There were on board 65 deck and 33 cabin passengers. Of the former, 13 were drowned, and one of the crew, a negro man belonging to Mr. Grundy, of Ballard county, Kentucky.

Of the deck passengers, Mr. Rice and family, came on board at St. Louis, and were emigrating to Texas. There were nice persons in the family, five of whom were drowned.

Mr. Jones, and family, eleven persons came on board at Hickman, Ky. All lost except Mr. Jones.

Mr. Sullivan, wife, and infant, of St. Louis, going to New Orleans, all three lost; making fourteen persons who are known, to have perished.
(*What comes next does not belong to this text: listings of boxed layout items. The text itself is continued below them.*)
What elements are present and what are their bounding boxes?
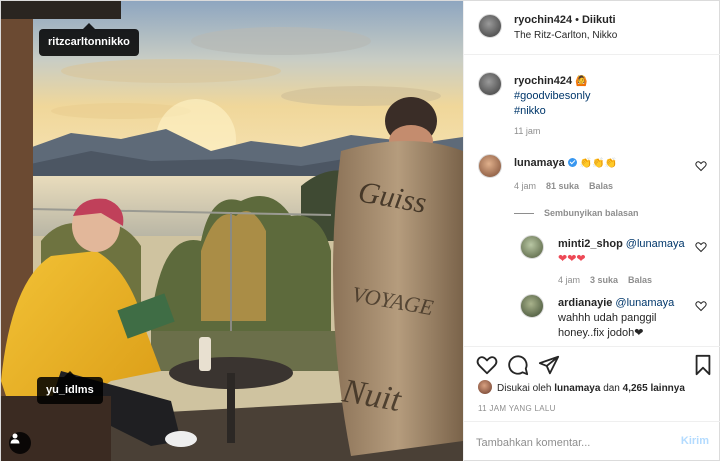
hashtag-nikko[interactable]: #nikko	[514, 104, 590, 119]
reply-like-heart-icon[interactable]	[695, 300, 707, 312]
user-tags-icon[interactable]	[9, 432, 31, 454]
comment-avatar[interactable]	[478, 154, 502, 178]
header-separator-dot: •	[575, 14, 579, 26]
liked-by-join: dan	[603, 383, 620, 394]
reply-text: ardianayie @lunamaya wahhh udah panggil h…	[558, 296, 674, 341]
reply-avatar[interactable]	[520, 294, 544, 318]
caption-emoji: 🙆	[575, 76, 588, 87]
hide-replies-label: Sembunyikan balasan	[544, 208, 639, 218]
reply-like-heart-icon[interactable]	[695, 241, 707, 253]
reply-username[interactable]: ardianayie	[558, 297, 612, 309]
caption-text: ryochin424 🙆 #goodvibesonly #nikko	[514, 74, 590, 119]
header-location[interactable]: The Ritz-Carlton, Nikko	[514, 30, 617, 41]
comments-list[interactable]: ryochin424 🙆 #goodvibesonly #nikko 11 jam…	[464, 56, 720, 346]
post-comment-button[interactable]: Kirim	[681, 435, 709, 447]
caption-time: 11 jam	[514, 126, 541, 136]
comment-body: 👏👏👏	[579, 158, 618, 169]
heart-icon[interactable]	[476, 354, 498, 376]
verified-badge-icon	[567, 158, 577, 167]
header-avatar[interactable]	[478, 14, 502, 38]
comment-time: 4 jam	[514, 181, 537, 191]
reply-likes[interactable]: 3 suka	[590, 275, 618, 285]
liked-by-prefix: Disukai oleh	[497, 383, 552, 394]
reply-mention[interactable]: @lunamaya	[615, 297, 674, 309]
comment-icon[interactable]	[507, 354, 529, 376]
reply-body-line-1: wahhh udah panggil	[558, 312, 657, 324]
reply-text: minti2_shop @lunamaya ❤❤❤	[558, 237, 685, 267]
hide-replies-toggle[interactable]: Sembunyikan balasan	[514, 208, 639, 218]
comment-reply-button[interactable]: Balas	[589, 181, 613, 191]
user-tag-ritzcarltonnikko[interactable]: ritzcarltonnikko	[39, 23, 139, 56]
caption-username[interactable]: ryochin424	[514, 75, 572, 87]
liked-by-line: Disukai oleh lunamaya dan 4,265 lainnya	[478, 380, 685, 394]
reply-reply-button[interactable]: Balas	[628, 275, 652, 285]
person-icon	[10, 433, 20, 444]
bookmark-icon[interactable]	[692, 354, 714, 376]
comment-input[interactable]	[476, 434, 666, 452]
reply-username[interactable]: minti2_shop	[558, 238, 623, 250]
post-actions: Disukai oleh lunamaya dan 4,265 lainnya …	[464, 346, 720, 421]
post-photo[interactable]: Guiss VOYAGE Nuit ritzcarltonnikko yu_id…	[1, 1, 463, 461]
comment-likes[interactable]: 81 suka	[546, 181, 579, 191]
reply-avatar[interactable]	[520, 235, 544, 259]
post-details-panel: ryochin424 • Diikuti The Ritz-Carlton, Nik…	[463, 1, 720, 461]
reply-body: ❤❤❤	[558, 253, 586, 265]
user-tag-yu-idlms[interactable]: yu_idlms	[37, 371, 103, 404]
follow-status-button[interactable]: Diikuti	[582, 14, 616, 26]
reply-mention[interactable]: @lunamaya	[626, 238, 685, 250]
post-date[interactable]: 11 JAM YANG LALU	[478, 404, 556, 413]
caption-avatar[interactable]	[478, 72, 502, 96]
reply-meta: 4 jam 3 suka Balas	[558, 275, 662, 285]
comment-text: lunamaya 👏👏👏	[514, 156, 617, 171]
header-user-line: ryochin424 • Diikuti	[514, 14, 616, 26]
instagram-post-modal: Guiss VOYAGE Nuit ritzcarltonnikko yu_id…	[0, 0, 720, 461]
share-icon[interactable]	[538, 354, 560, 376]
hide-replies-line	[514, 213, 534, 215]
liked-by-count[interactable]: 4,265 lainnya	[623, 383, 685, 394]
liked-by-avatar[interactable]	[478, 380, 492, 394]
liked-by-user[interactable]: lunamaya	[554, 383, 600, 394]
comment-meta: 4 jam 81 suka Balas	[514, 181, 623, 191]
comment-like-heart-icon[interactable]	[695, 160, 707, 172]
reply-time: 4 jam	[558, 275, 581, 285]
hashtag-goodvibesonly[interactable]: #goodvibesonly	[514, 89, 590, 104]
caption-meta: 11 jam	[514, 126, 550, 136]
comment-username[interactable]: lunamaya	[514, 157, 565, 169]
add-comment-bar: Kirim	[464, 421, 720, 461]
reply-body-line-2: honey..fix jodoh❤	[558, 327, 644, 339]
post-header: ryochin424 • Diikuti The Ritz-Carlton, Nik…	[464, 1, 720, 55]
header-username[interactable]: ryochin424	[514, 14, 572, 26]
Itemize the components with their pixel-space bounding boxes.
None of the cabin passengers or officers were drowned, but all of them lost their baggage. A Southern mail on board was also lost. The Hill took off those who were saved from the wreck, and landed them at Cairo. Some of the passengers who were bound South, got off at different places to await boats that were bound down.

Capt. Alex. Norton is sole owner of the boat. He was not on board at the time, having got off at Memphis and returned to this city to attend to some business. He left the boat in charge of Mr. Fulton, the first clerk. She left port on the 10th inst., with a fair cargo, which was full by the time she reached Memphis. Mr. Dubbs, her agent, has a list of her freight, as follows: 3,000 bbls. flour, 30 hhd tobacco, 160 boxes tobacco, 200 bbls. whiskey, 100 hhds. bacon, 15 kegs shot, 50 kegs and 75 tierces lard, 50 tierces beef, 40 coils rope, 3,000 sacks corn; 500 sacks bran, 350 sacks oats, 83 head of cattle, and 150 bbls. pork.